Is this unique to Mac with T2 (in my case 2019 MacBook Pro 15")? A group OF MacBooks with the same set up as a group of iMacs has been hit by this but the iMacs don't suffer despite some policies FUT DMGs.

iMacs don't have T2 chips (except the Pro), but its also about if a change is made to a users library folder (IE you have something set to Fill templates), to fix you can either disable SIP or reimage without filling the user template.

Gabe Shackney
Princeton Public Schools

@RedWings That's not true. I still do plenty by writing to the User Template without any issues whatsoever.

@allanp81 Its only certain things in the User Template that don't affect it currently, but this is not something I'd recommend you keep doing for the long run. It will eventually break, and its probably better to find your work arounds now. Between SIP and the T2 your almost guaranteed to have issues going forward playing with the user template.

Gabe Shackney
Princeton Public Schools

I don't see why, depending what you do. I generally only use it for populating things in preferences to make software work, or occasionally populate things in the documents folder if an app needs something there.

Because of the above. Thats a folder that SIP tries to keep exempted, but changes still can cause problems depending on usage (specifically one I know of is Safari preferences being filled in User Templates) and will flag as a bad library when the user logs in. Otherwise Apple doesn't support changes to anything in /System. Many of the discussions of SIP and T2 security here on jamf confirm this and I would say most have moved away from FUT deployments. There are other workarounds and its all very annoying, but again probably better to be ahead of this.

Gabe Shackney
Princeton Public Schools

@gshackney Apple's documentation is a bit vague with regards to how much of /System is actually protected.
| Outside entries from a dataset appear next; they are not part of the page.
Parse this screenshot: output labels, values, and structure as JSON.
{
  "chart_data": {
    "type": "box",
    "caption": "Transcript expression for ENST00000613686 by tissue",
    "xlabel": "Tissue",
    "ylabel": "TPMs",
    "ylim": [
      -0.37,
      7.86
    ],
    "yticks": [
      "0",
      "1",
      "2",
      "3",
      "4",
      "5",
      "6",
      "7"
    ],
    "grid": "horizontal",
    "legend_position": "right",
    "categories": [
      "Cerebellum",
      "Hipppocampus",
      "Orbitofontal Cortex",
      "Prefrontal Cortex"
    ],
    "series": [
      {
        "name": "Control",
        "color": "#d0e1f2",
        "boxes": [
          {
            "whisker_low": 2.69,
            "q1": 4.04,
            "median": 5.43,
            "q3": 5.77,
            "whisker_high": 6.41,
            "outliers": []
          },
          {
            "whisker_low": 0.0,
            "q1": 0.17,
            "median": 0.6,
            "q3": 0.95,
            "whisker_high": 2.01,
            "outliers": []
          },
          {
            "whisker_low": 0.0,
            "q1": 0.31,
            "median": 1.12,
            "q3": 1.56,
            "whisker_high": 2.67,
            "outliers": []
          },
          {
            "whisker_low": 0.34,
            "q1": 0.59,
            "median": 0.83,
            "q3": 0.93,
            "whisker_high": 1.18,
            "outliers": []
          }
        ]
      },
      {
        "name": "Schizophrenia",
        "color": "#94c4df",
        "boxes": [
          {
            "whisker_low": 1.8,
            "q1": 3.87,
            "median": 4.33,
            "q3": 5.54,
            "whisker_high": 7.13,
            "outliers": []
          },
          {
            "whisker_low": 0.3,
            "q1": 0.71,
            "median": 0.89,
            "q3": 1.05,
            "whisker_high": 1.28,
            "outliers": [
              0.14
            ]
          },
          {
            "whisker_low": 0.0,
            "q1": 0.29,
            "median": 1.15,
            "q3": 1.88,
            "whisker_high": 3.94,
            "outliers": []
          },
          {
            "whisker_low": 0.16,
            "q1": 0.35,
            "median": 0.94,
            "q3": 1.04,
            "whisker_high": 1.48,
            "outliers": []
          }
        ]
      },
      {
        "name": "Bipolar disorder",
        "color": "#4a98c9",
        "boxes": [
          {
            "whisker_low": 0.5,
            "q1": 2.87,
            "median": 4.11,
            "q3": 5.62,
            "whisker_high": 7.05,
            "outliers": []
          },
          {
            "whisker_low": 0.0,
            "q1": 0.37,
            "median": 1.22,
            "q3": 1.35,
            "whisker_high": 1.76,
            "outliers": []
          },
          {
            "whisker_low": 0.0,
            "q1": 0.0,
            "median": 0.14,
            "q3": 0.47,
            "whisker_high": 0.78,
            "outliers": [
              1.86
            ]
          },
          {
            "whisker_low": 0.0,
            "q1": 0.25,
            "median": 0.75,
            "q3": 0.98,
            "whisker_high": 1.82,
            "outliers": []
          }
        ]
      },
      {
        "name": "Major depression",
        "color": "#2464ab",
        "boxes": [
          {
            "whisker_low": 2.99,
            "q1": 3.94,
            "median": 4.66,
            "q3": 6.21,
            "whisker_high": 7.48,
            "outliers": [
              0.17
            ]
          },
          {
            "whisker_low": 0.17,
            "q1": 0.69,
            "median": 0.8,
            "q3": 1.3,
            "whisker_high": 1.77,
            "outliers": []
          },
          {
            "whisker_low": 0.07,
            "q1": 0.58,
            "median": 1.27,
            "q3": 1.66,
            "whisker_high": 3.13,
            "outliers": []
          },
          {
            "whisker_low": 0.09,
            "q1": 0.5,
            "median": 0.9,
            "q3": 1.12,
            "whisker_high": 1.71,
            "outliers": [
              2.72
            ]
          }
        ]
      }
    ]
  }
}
Their page https://support.apple.com/en-gb/HT204899 suggests that the whole of /System is protected but obviously that's not the case.

@allanp81 For a bit of a deep dive perhaps take a look at SIP security which is a great write up by our friend @rtrouton
He shows how to identify SIP exempted folders in /System . I think based on the above article though Apple states the entire /System is protected, which I take as "it will eventually be true".

Gabe Shackney
Princeton Public Schools

User Template is now located outside of /System by the look of it in Catalina.

@gshackney Looking at the docs on rtrouton's site also suggests that /System/Library/User Template isn't included in the protection. I've confirmed this on one of my devices by checking the rootless.conf file and seeing the asterisk before the listing.

@allanp81 Since we stopped writing anything to the User Template, our issues are all resolved. All we were writing to them were preferences. Either way, I've talked to a former colleague of mine at Apple and he confirmed that Apple does not want anything writing to the User Template.

Why did they explicitly exclude it then?